Hiro Watanabe's family found that he had taken out several substantial life insurance policies on himself. And the condition of his body, when found, utterly precluded suicide: the insurance companies gulped and paid up.

Epilogue No. 2:

"Let's get this straight," soutaichou said, laying down Urahara's neatly-itemized bill, including one line titled, "Extremely large boobs, with extra-heavy chest wall and super-sized spinal muscles to support same." "I can dock her pay for the loss of the gigai. I'd choose not to, after hearing her story, but dammit, these things are expensive."
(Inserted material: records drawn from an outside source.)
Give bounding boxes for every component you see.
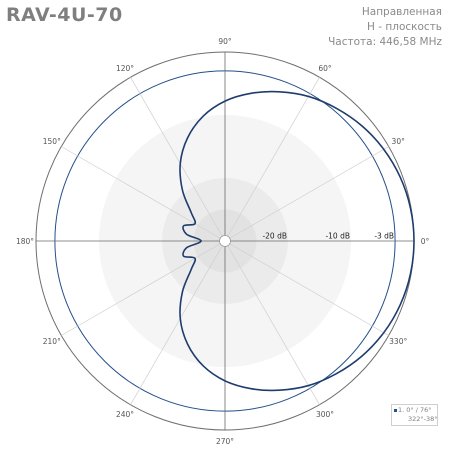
legend-swatch — [394, 408, 397, 412]
center-hole — [219, 235, 231, 247]
grid-spoke-150 — [61, 146, 226, 242]
info-block: Направленная H - плоскость Частота: 446,… — [328, 5, 442, 50]
info-line-plane: H - плоскость — [367, 21, 442, 33]
angle-label-330: 330° — [389, 337, 407, 346]
model-title: RAV-4U-70 — [6, 4, 123, 26]
grid-spoke-240 — [130, 240, 226, 405]
angle-label-180: 180° — [16, 237, 34, 246]
db-label-10: -10 dB — [325, 232, 350, 241]
angle-label-210: 210° — [43, 337, 61, 346]
angle-label-0: 0° — [421, 237, 430, 246]
legend-line-2: 322°-38° — [408, 415, 438, 423]
grid-spoke-210 — [61, 240, 226, 336]
angle-label-90: 90° — [218, 37, 232, 46]
db-label-20: -20 dB — [262, 232, 287, 241]
pattern-series-line-0 — [179, 90, 415, 392]
angle-label-240: 240° — [116, 410, 134, 419]
info-line-type: Направленная — [361, 6, 442, 18]
legend-line-1: 1. 0° / 76° — [398, 406, 432, 414]
angle-label-150: 150° — [43, 137, 61, 146]
angle-label-30: 30° — [392, 137, 406, 146]
angle-label-60: 60° — [318, 64, 332, 73]
db-label-3: -3 dB — [374, 232, 394, 241]
legend-box: 1. 0° / 76° 322°-38° — [391, 404, 438, 426]
angle-label-120: 120° — [116, 64, 134, 73]
grid-spoke-330 — [224, 240, 389, 336]
grid-spoke-60 — [224, 77, 320, 242]
grid-spoke-300 — [224, 240, 320, 405]
angle-label-300: 300° — [316, 410, 334, 419]
legend-entry: 1. 0° / 76° — [394, 406, 435, 415]
grid-spoke-30 — [224, 146, 389, 242]
angle-label-270: 270° — [216, 437, 234, 446]
grid-spoke-120 — [130, 77, 226, 242]
info-line-frequency: Частота: 446,58 MHz — [328, 36, 442, 48]
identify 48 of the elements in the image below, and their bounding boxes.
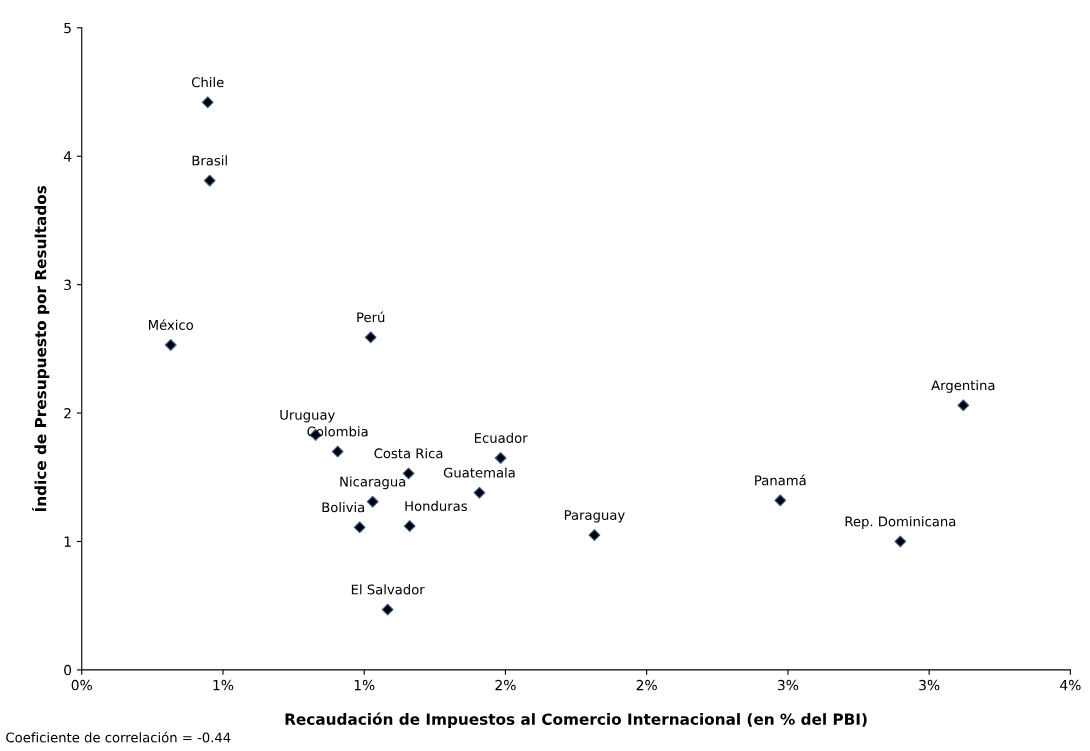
annotation: Chile (191, 77, 224, 88)
point (164, 339, 177, 351)
x-axis-title: Recaudación de Impuestos al Comercio Internacional (en % del PBI) (285, 712, 867, 728)
x-tick-label: 3% (777, 679, 799, 691)
annotation: Honduras (405, 500, 467, 511)
annotation: Costa Rica (374, 448, 443, 459)
point (894, 535, 907, 548)
point (364, 331, 377, 344)
y-tick-label: 4 (63, 151, 72, 162)
y-tick-label: 3 (64, 279, 71, 291)
y-axis-title: Índice de Presupuesto por Resultados (31, 185, 50, 512)
annotation: Ecuador (474, 432, 528, 443)
point (494, 452, 507, 464)
point (203, 174, 216, 187)
point (473, 486, 486, 499)
x-tick-label: 4% (1060, 679, 1081, 691)
y-tick-label: 2 (64, 408, 71, 419)
x-tick-label: 1% (354, 679, 375, 691)
annotation: Perú (357, 311, 385, 323)
x-tick-label: 2% (636, 679, 657, 691)
point (381, 603, 394, 616)
point (957, 399, 970, 412)
point (353, 521, 366, 534)
annotation: Panamá (755, 474, 806, 486)
y-tick-label: 1 (64, 536, 71, 547)
annotation: Nicaragua (340, 476, 406, 490)
annotation: Paraguay (564, 510, 625, 523)
x-tick-label: 0% (71, 679, 92, 691)
annotation: El Salvador (351, 584, 425, 595)
y-tick-label: 5 (64, 22, 71, 34)
point (403, 520, 416, 532)
point (588, 529, 601, 541)
x-tick-label: 1% (213, 679, 234, 691)
x-tick-label: 3% (919, 679, 940, 691)
annotation: México (148, 319, 194, 330)
point (331, 445, 344, 458)
annotation: Argentina (931, 380, 995, 393)
annotation: Uruguay (280, 410, 335, 423)
x-tick-label: 2% (495, 679, 516, 691)
annotation: Rep. Dominicana (845, 516, 956, 529)
point (201, 96, 214, 109)
text: Coeficiente de correlación = -0.44 (6, 731, 231, 743)
annotation: Bolivia (322, 502, 365, 513)
point (774, 494, 787, 507)
point (366, 495, 379, 508)
y-tick-label: 0 (64, 664, 72, 676)
annotation: Brasil (192, 155, 227, 166)
annotation: Guatemala (443, 467, 515, 478)
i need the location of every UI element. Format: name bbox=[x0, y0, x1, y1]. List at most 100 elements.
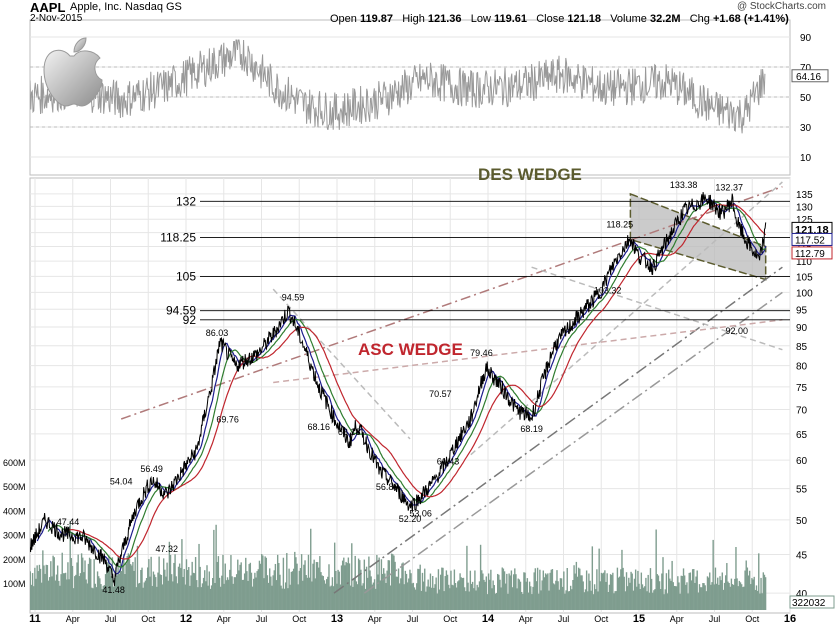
price-tick-label: 75 bbox=[796, 383, 808, 394]
chart-date: 2-Nov-2015 bbox=[30, 13, 83, 24]
volume-value-box bbox=[789, 595, 835, 609]
volume-label: Volume bbox=[610, 13, 647, 25]
rsi-value-label: 64.16 bbox=[796, 72, 821, 83]
x-tick-label: Apr bbox=[670, 614, 684, 624]
up-trend-line bbox=[470, 181, 783, 456]
price-series bbox=[30, 192, 767, 586]
price-annotation: 47.32 bbox=[156, 544, 179, 554]
price-annotation: 69.76 bbox=[216, 415, 239, 425]
price-annotation: 68.19 bbox=[520, 424, 543, 434]
rsi-tick-label: 30 bbox=[800, 123, 812, 134]
x-tick-label: 11 bbox=[29, 613, 41, 625]
price-tick-label: 100 bbox=[796, 288, 813, 299]
ticker-symbol: AAPL bbox=[30, 0, 66, 15]
volume-value-label: 322032 bbox=[792, 598, 826, 609]
price-annotation: 132.37 bbox=[715, 182, 743, 192]
open-label: Open bbox=[330, 13, 357, 25]
price-tick-label: 50 bbox=[796, 516, 808, 527]
price-annotation: 41.48 bbox=[102, 585, 125, 595]
ma-value-box bbox=[791, 232, 833, 246]
x-tick-label: Jul bbox=[407, 614, 419, 624]
rsi-tick-label: 50 bbox=[800, 93, 812, 104]
asc-wedge-lower-line bbox=[333, 266, 783, 594]
ma-short-line bbox=[36, 198, 767, 575]
chg-label: Chg bbox=[689, 13, 710, 25]
price-annotation: 94.59 bbox=[282, 293, 305, 303]
price-annotation: 52.20 bbox=[399, 514, 422, 524]
x-tick-label: 13 bbox=[331, 613, 343, 625]
price-tick-label: 65 bbox=[796, 430, 808, 441]
trend-lines bbox=[120, 181, 783, 594]
rsi-line bbox=[30, 39, 766, 134]
rsi-tick-label: 90 bbox=[800, 33, 812, 44]
x-tick-label: Oct bbox=[141, 614, 156, 624]
price-annotation: 54.04 bbox=[110, 476, 133, 486]
close-label: Close bbox=[536, 13, 565, 25]
price-tick-label: 105 bbox=[796, 272, 813, 283]
x-tick-label: 12 bbox=[180, 613, 192, 625]
volume-tick-label: 600M bbox=[3, 458, 26, 468]
volume-tick-label: 400M bbox=[3, 506, 26, 516]
price-tick-label: 135 bbox=[796, 190, 813, 201]
x-tick-label: Apr bbox=[217, 614, 231, 624]
price-annotation: 70.57 bbox=[429, 389, 452, 399]
volume-value: 32.2M bbox=[649, 13, 681, 25]
fan-line bbox=[531, 266, 783, 351]
price-annotation: 53.06 bbox=[409, 508, 432, 518]
rsi-series bbox=[30, 39, 766, 134]
level-label: 92 bbox=[183, 313, 197, 327]
low-value: 119.61 bbox=[493, 13, 528, 25]
x-tick-label: Jul bbox=[558, 614, 570, 624]
ma-value-label: 112.79 bbox=[795, 249, 825, 260]
x-tick-label: Jul bbox=[105, 614, 117, 624]
fan-line-2 bbox=[273, 319, 783, 384]
asc-wedge-label: ASC WEDGE bbox=[358, 340, 463, 359]
x-tick-label: Jul bbox=[256, 614, 268, 624]
price-annotation: 79.46 bbox=[470, 348, 493, 358]
price-tick-label: 110 bbox=[796, 257, 812, 268]
x-tick-label: 14 bbox=[482, 613, 495, 625]
volume-tick-label: 100M bbox=[3, 579, 26, 589]
rsi-value-box bbox=[791, 69, 829, 83]
price-annotation: 61.43 bbox=[437, 456, 460, 466]
asc-channel-line bbox=[363, 291, 783, 594]
price-annotation: 103.32 bbox=[594, 286, 622, 296]
level-label: 118.25 bbox=[160, 230, 196, 244]
price-line bbox=[30, 192, 767, 586]
volume-bars bbox=[30, 521, 767, 610]
price-annotations: 47.44 41.48 56.49 54.04 47.32 86.03 69.76 94.59… bbox=[57, 180, 748, 595]
high-value: 121.36 bbox=[427, 13, 462, 25]
x-tick-label: Apr bbox=[519, 614, 533, 624]
price-tick-label: 55 bbox=[796, 485, 808, 496]
price-tick-label: 125 bbox=[796, 215, 813, 226]
x-tick-label: Oct bbox=[292, 614, 307, 624]
x-tick-label: Jul bbox=[709, 614, 721, 624]
ma-value-box bbox=[791, 246, 833, 260]
close-value: 121.18 bbox=[567, 13, 602, 25]
price-annotation: 56.49 bbox=[140, 464, 163, 474]
chg-value: +1.68 (+1.41%) bbox=[712, 13, 789, 25]
price-tick-label: 90 bbox=[796, 323, 808, 334]
company-name: Apple, Inc. Nasdaq GS bbox=[70, 1, 182, 13]
price-annotation: 47.44 bbox=[57, 517, 80, 527]
price-tick-label: 95 bbox=[796, 305, 808, 316]
x-tick-label: 15 bbox=[633, 613, 645, 625]
volume-tick-label: 200M bbox=[3, 555, 26, 565]
high-label: High bbox=[402, 13, 425, 25]
ma-long-line bbox=[66, 204, 767, 560]
asc-wedge-upper-line bbox=[120, 186, 783, 420]
rsi-tick-label: 70 bbox=[800, 63, 812, 74]
price-annotation: 92.00 bbox=[726, 326, 749, 336]
rsi-tick-label: 10 bbox=[800, 153, 812, 164]
level-label: 94.59 bbox=[166, 304, 196, 318]
price-tick-label: 70 bbox=[796, 405, 808, 416]
x-tick-label: Oct bbox=[594, 614, 609, 624]
x-tick-label: Apr bbox=[66, 614, 80, 624]
price-tick-label: 45 bbox=[796, 551, 808, 562]
price-tick-label: 60 bbox=[796, 456, 808, 467]
down-trend-line bbox=[272, 288, 411, 440]
low-label: Low bbox=[470, 13, 491, 25]
x-tick-label: Apr bbox=[368, 614, 382, 624]
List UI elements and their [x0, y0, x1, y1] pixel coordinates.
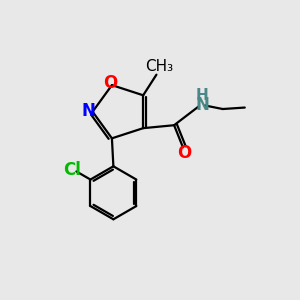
Text: Cl: Cl [63, 161, 81, 179]
Text: H: H [196, 88, 208, 103]
Text: N: N [195, 96, 209, 114]
Text: N: N [81, 102, 95, 120]
Text: O: O [177, 144, 191, 162]
Text: CH₃: CH₃ [145, 59, 173, 74]
Text: O: O [103, 74, 118, 92]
Hitsugaya shrugged. "Give her another two weeks in the office," he said. "I'm enjoying the break I get when I don't have to do all the Division's paperwork. Write it off as my vacation this year."

"Deal," said soutaichou. "That leaves only twenty-four thousand yen. That's what, two days' saké?"

"This is Matsumoto we're talking about," Hitsugaya said. "A day and a half, tops."

Soutaichou grinned. "Still. No saké. And the worst part about it is, she'll have to sign off on it herself."

Epilogue No. 3:

The head of the violence group shrugged. "I'm down three members," he said to his cousin. "Two meatheads, one guy who had a brain. They all got life for the murder of that redhead."

Epilogue No. 4:

That redhead, sweating in the heat of the office on a bright, sunny day, thumbed her hair out of her eyes, thought longingly of the saké she could not afford, and did more paperwork.